I simply meant that it only needs to be reliable in any nonvisible areas. No real reason to have a 40 inch radius curve in a tunnel.

Something else no one has mentioned - easements.

Easements are essential on the prototype and should be considered so with our models, large radius or small…

In fact, on the prototype, your typical curve that changes the vector of the route 45 degrees or less typically has no fixed radius at all, but is rather two long easements back to back.

There are several easy formulas for figuring this out and I have build a number of curves this way.

And, when doing this, the theoretical point of minimum radius can actually be somewhat smaller than your minimum constant curve radius, because that radius on exists for about an inch of track…

Armstrong suggested very long flowing easements, but easily gave in to sharper curves.

Paul Mallery suggested that with large curves, 36" and above, easements could be much shorter and be just as effective.

Sheldon

Armstrong shows, in Track Planning for Realistic Operation, that 18" radius with easements causes less coupler offset (his “coefficient of lurch”) than 22" radius without easements, and still takes up less space. Once the radius gets so large that it might be something a prototype might be able to negotiate, the need for easements goes down.

–Randy

You are correct, Randy and Sheldon, as far as I can tell. After so many inches, the greater value for an eased curve on a layout would have to be visual fidelity and appeal in order to more closely approximate the prototype. I don’t think any curves greater than about 32-34" should need real easements unless we’re talking highly prototypical brass or scale rolling stock. It’s just that if they have the appearance of snap or set track curves, with sharp and immediate onset into curvature, it just doesn’t look right, not for a main line with higher speeds on which passenger trains will run.

On the other hand, if space is at a premium, you can certainly get away with those immediate curve onsets with radii above about 24-30", depending on what you’re running behind the power. For example, if you want that tunnel with curved right of way in it, and a sharp curve to save room out in the visual world, one needn’t ease the curve as long as the rolling stock can handle it. But as I said earlier, the closer you creep up on those real engineered limits, the higher the probability of ‘failure’. Seems to me it’s a big enough bummer dealing with the failures out in the open without having to stoop, crawl, bend, contort, and reach behind scenery or into a tunnel to retrieve something intended for broader curves and finer joints.

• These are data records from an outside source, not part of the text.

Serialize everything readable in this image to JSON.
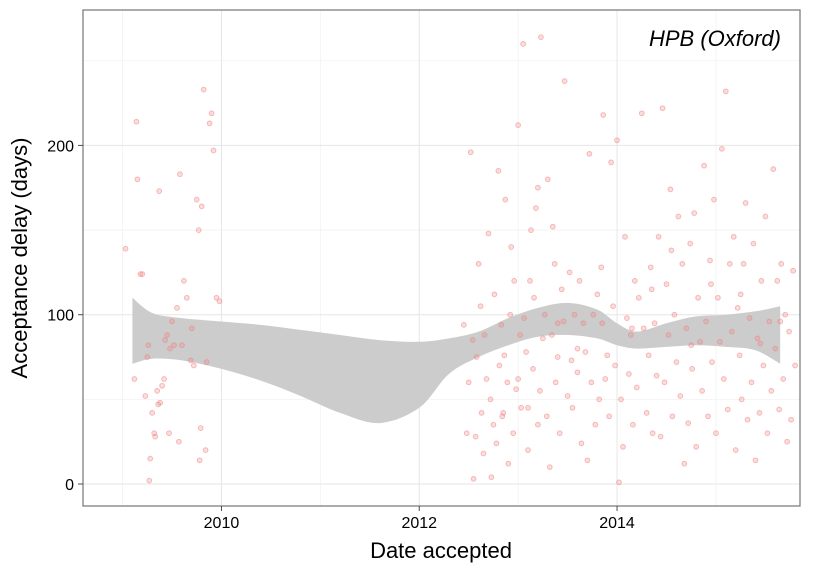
{
  "chart_data": {
    "type": "scatter",
    "title": "",
    "xlabel": "Date accepted",
    "ylabel": "Acceptance delay (days)",
    "annotation": "HPB (Oxford)",
    "x_ticks": [
      {
        "value": 2010,
        "label": "2010"
      },
      {
        "value": 2012,
        "label": "2012"
      },
      {
        "value": 2014,
        "label": "2014"
      }
    ],
    "y_ticks": [
      {
        "value": 0,
        "label": "0"
      },
      {
        "value": 100,
        "label": "100"
      },
      {
        "value": 200,
        "label": "200"
      }
    ],
    "xlim": [
      2008.6,
      2015.85
    ],
    "ylim": [
      -13,
      280
    ],
    "grid": true,
    "point_color": "#f08080",
    "band_color": "#cccccc",
    "smooth_band": {
      "x": [
        2009.1,
        2009.3,
        2009.6,
        2010.0,
        2010.4,
        2010.8,
        2011.2,
        2011.6,
        2012.0,
        2012.3,
        2012.6,
        2012.9,
        2013.2,
        2013.5,
        2013.8,
        2014.0,
        2014.2,
        2014.5,
        2014.8,
        2015.1,
        2015.4,
        2015.65
      ],
      "upper": [
        110,
        101,
        98,
        96,
        94,
        91,
        88,
        85,
        84,
        86,
        90,
        98,
        104,
        107,
        103,
        95,
        90,
        95,
        99,
        100,
        102,
        105
      ],
      "lower": [
        71,
        74,
        73,
        68,
        61,
        52,
        42,
        36,
        45,
        65,
        75,
        82,
        87,
        88,
        86,
        82,
        80,
        81,
        82,
        81,
        79,
        71
      ]
    },
    "points": [
      [
        2009.03,
        139
      ],
      [
        2009.12,
        62
      ],
      [
        2009.14,
        214
      ],
      [
        2009.18,
        124
      ],
      [
        2009.2,
        124
      ],
      [
        2009.23,
        52
      ],
      [
        2009.25,
        75
      ],
      [
        2009.26,
        82
      ],
      [
        2009.27,
        2
      ],
      [
        2009.28,
        15
      ],
      [
        2009.3,
        42
      ],
      [
        2009.32,
        30
      ],
      [
        2009.35,
        55
      ],
      [
        2009.36,
        47
      ],
      [
        2009.37,
        173
      ],
      [
        2009.38,
        48
      ],
      [
        2009.4,
        58
      ],
      [
        2009.42,
        62
      ],
      [
        2009.45,
        88
      ],
      [
        2009.48,
        80
      ],
      [
        2009.5,
        96
      ],
      [
        2009.52,
        82
      ],
      [
        2009.55,
        104
      ],
      [
        2009.58,
        183
      ],
      [
        2009.6,
        82
      ],
      [
        2009.62,
        120
      ],
      [
        2009.65,
        110
      ],
      [
        2009.7,
        92
      ],
      [
        2009.72,
        70
      ],
      [
        2009.75,
        168
      ],
      [
        2009.77,
        150
      ],
      [
        2009.78,
        14
      ],
      [
        2009.8,
        164
      ],
      [
        2009.82,
        233
      ],
      [
        2009.85,
        72
      ],
      [
        2009.88,
        213
      ],
      [
        2009.9,
        219
      ],
      [
        2009.92,
        197
      ],
      [
        2009.95,
        110
      ],
      [
        2009.98,
        108
      ],
      [
        2009.15,
        180
      ],
      [
        2009.33,
        28
      ],
      [
        2009.43,
        85
      ],
      [
        2009.47,
        30
      ],
      [
        2009.57,
        25
      ],
      [
        2009.69,
        73
      ],
      [
        2009.79,
        33
      ],
      [
        2009.84,
        20
      ],
      [
        2012.45,
        94
      ],
      [
        2012.48,
        30
      ],
      [
        2012.5,
        60
      ],
      [
        2012.52,
        196
      ],
      [
        2012.54,
        85
      ],
      [
        2012.55,
        3
      ],
      [
        2012.57,
        28
      ],
      [
        2012.58,
        75
      ],
      [
        2012.6,
        130
      ],
      [
        2012.62,
        105
      ],
      [
        2012.63,
        42
      ],
      [
        2012.65,
        18
      ],
      [
        2012.66,
        88
      ],
      [
        2012.68,
        62
      ],
      [
        2012.7,
        148
      ],
      [
        2012.72,
        50
      ],
      [
        2012.73,
        4
      ],
      [
        2012.75,
        35
      ],
      [
        2012.76,
        112
      ],
      [
        2012.78,
        24
      ],
      [
        2012.8,
        185
      ],
      [
        2012.81,
        70
      ],
      [
        2012.83,
        94
      ],
      [
        2012.84,
        40
      ],
      [
        2012.86,
        76
      ],
      [
        2012.87,
        168
      ],
      [
        2012.89,
        60
      ],
      [
        2012.9,
        12
      ],
      [
        2012.92,
        100
      ],
      [
        2012.93,
        140
      ],
      [
        2012.95,
        30
      ],
      [
        2012.96,
        120
      ],
      [
        2012.98,
        56
      ],
      [
        2013.0,
        212
      ],
      [
        2013.02,
        88
      ],
      [
        2013.03,
        45
      ],
      [
        2013.05,
        260
      ],
      [
        2013.06,
        98
      ],
      [
        2013.08,
        78
      ],
      [
        2013.1,
        20
      ],
      [
        2013.12,
        120
      ],
      [
        2013.13,
        150
      ],
      [
        2013.15,
        68
      ],
      [
        2013.16,
        110
      ],
      [
        2013.18,
        163
      ],
      [
        2013.2,
        35
      ],
      [
        2013.22,
        55
      ],
      [
        2013.23,
        264
      ],
      [
        2013.25,
        86
      ],
      [
        2013.27,
        100
      ],
      [
        2013.29,
        40
      ],
      [
        2013.3,
        180
      ],
      [
        2013.32,
        10
      ],
      [
        2013.34,
        88
      ],
      [
        2013.35,
        152
      ],
      [
        2013.37,
        130
      ],
      [
        2013.38,
        60
      ],
      [
        2013.4,
        75
      ],
      [
        2013.42,
        30
      ],
      [
        2013.44,
        115
      ],
      [
        2013.46,
        96
      ],
      [
        2013.47,
        238
      ],
      [
        2013.5,
        52
      ],
      [
        2013.52,
        125
      ],
      [
        2013.54,
        73
      ],
      [
        2013.55,
        45
      ],
      [
        2013.57,
        100
      ],
      [
        2013.6,
        66
      ],
      [
        2013.62,
        120
      ],
      [
        2013.64,
        24
      ],
      [
        2013.66,
        95
      ],
      [
        2013.68,
        78
      ],
      [
        2013.7,
        14
      ],
      [
        2013.72,
        195
      ],
      [
        2013.74,
        60
      ],
      [
        2013.76,
        100
      ],
      [
        2013.78,
        35
      ],
      [
        2013.8,
        112
      ],
      [
        2013.82,
        50
      ],
      [
        2013.84,
        128
      ],
      [
        2013.86,
        218
      ],
      [
        2013.88,
        62
      ],
      [
        2013.9,
        76
      ],
      [
        2013.92,
        40
      ],
      [
        2013.94,
        190
      ],
      [
        2013.96,
        105
      ],
      [
        2013.98,
        70
      ],
      [
        2014.0,
        203
      ],
      [
        2014.02,
        1
      ],
      [
        2014.04,
        50
      ],
      [
        2014.06,
        22
      ],
      [
        2014.08,
        146
      ],
      [
        2014.1,
        98
      ],
      [
        2014.12,
        65
      ],
      [
        2014.14,
        88
      ],
      [
        2014.16,
        35
      ],
      [
        2014.18,
        120
      ],
      [
        2014.2,
        57
      ],
      [
        2014.22,
        110
      ],
      [
        2014.25,
        219
      ],
      [
        2014.27,
        92
      ],
      [
        2014.3,
        42
      ],
      [
        2014.32,
        76
      ],
      [
        2014.34,
        128
      ],
      [
        2014.36,
        30
      ],
      [
        2014.38,
        95
      ],
      [
        2014.4,
        64
      ],
      [
        2014.42,
        146
      ],
      [
        2014.44,
        28
      ],
      [
        2014.46,
        222
      ],
      [
        2014.48,
        60
      ],
      [
        2014.5,
        118
      ],
      [
        2014.52,
        88
      ],
      [
        2014.54,
        174
      ],
      [
        2014.56,
        40
      ],
      [
        2014.58,
        100
      ],
      [
        2014.6,
        72
      ],
      [
        2014.62,
        158
      ],
      [
        2014.64,
        52
      ],
      [
        2014.66,
        130
      ],
      [
        2014.68,
        12
      ],
      [
        2014.7,
        92
      ],
      [
        2014.72,
        36
      ],
      [
        2014.74,
        142
      ],
      [
        2014.76,
        68
      ],
      [
        2014.78,
        160
      ],
      [
        2014.8,
        22
      ],
      [
        2014.82,
        110
      ],
      [
        2014.84,
        84
      ],
      [
        2014.86,
        55
      ],
      [
        2014.88,
        188
      ],
      [
        2014.9,
        96
      ],
      [
        2014.92,
        40
      ],
      [
        2014.94,
        132
      ],
      [
        2014.96,
        72
      ],
      [
        2014.98,
        168
      ],
      [
        2015.0,
        30
      ],
      [
        2015.02,
        110
      ],
      [
        2015.04,
        84
      ],
      [
        2015.06,
        198
      ],
      [
        2015.08,
        62
      ],
      [
        2015.1,
        232
      ],
      [
        2015.12,
        44
      ],
      [
        2015.14,
        130
      ],
      [
        2015.16,
        90
      ],
      [
        2015.18,
        146
      ],
      [
        2015.2,
        20
      ],
      [
        2015.22,
        104
      ],
      [
        2015.24,
        76
      ],
      [
        2015.26,
        50
      ],
      [
        2015.28,
        130
      ],
      [
        2015.3,
        166
      ],
      [
        2015.32,
        38
      ],
      [
        2015.34,
        98
      ],
      [
        2015.36,
        60
      ],
      [
        2015.38,
        142
      ],
      [
        2015.4,
        14
      ],
      [
        2015.42,
        86
      ],
      [
        2015.44,
        42
      ],
      [
        2015.46,
        120
      ],
      [
        2015.48,
        70
      ],
      [
        2015.5,
        158
      ],
      [
        2015.52,
        30
      ],
      [
        2015.54,
        96
      ],
      [
        2015.56,
        55
      ],
      [
        2015.58,
        186
      ],
      [
        2015.6,
        80
      ],
      [
        2015.62,
        120
      ],
      [
        2015.64,
        44
      ],
      [
        2015.66,
        130
      ],
      [
        2015.68,
        62
      ],
      [
        2015.7,
        100
      ],
      [
        2015.72,
        25
      ],
      [
        2015.74,
        90
      ],
      [
        2015.76,
        38
      ],
      [
        2015.78,
        126
      ],
      [
        2015.8,
        70
      ],
      [
        2012.85,
        42
      ],
      [
        2013.0,
        62
      ],
      [
        2013.1,
        45
      ],
      [
        2013.2,
        175
      ],
      [
        2013.4,
        95
      ],
      [
        2013.6,
        80
      ],
      [
        2013.85,
        95
      ],
      [
        2014.15,
        92
      ],
      [
        2014.35,
        115
      ],
      [
        2014.55,
        138
      ],
      [
        2014.75,
        82
      ],
      [
        2014.95,
        118
      ],
      [
        2015.25,
        112
      ],
      [
        2015.45,
        83
      ],
      [
        2015.65,
        96
      ]
    ]
  }
}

I disagree that 18" in HO is tight even for streetcars. I belive that the tightest curve on the Boston system is 35 actual feet. I just measured, on Google Maps, the curve at Ninth Avenue and Irving Street in San Francisco, and it came out to just under 9" in HO scale. Very sharp curves can be found on “steam” railroads on industrial trackage, especially in streets. Only 40 foot freight cars and short wheelbase locomotives can use the tightest curves, and then only at speeds well under 5 MPH. A modern example of sharp cuves is the area at the east end of the Steel Bridge in Portland, OR. Passenger trains turn south from the bridge at walking speeds on a curve that scales to about 40 inches in HO scale. The grain elevator trackage just north of the bridge includes a curve of about 20" in HO.

A train traversing a 10 degree (79" HO) curve will run at slow speed, probably 10 MPH, maybe as much as 25 MPH.

Using larger radius transition at each end of a curve will help operation. For realism, avoid placing sharp curves where the viewer sees the outside of the curve, unless you are modeling street trackage.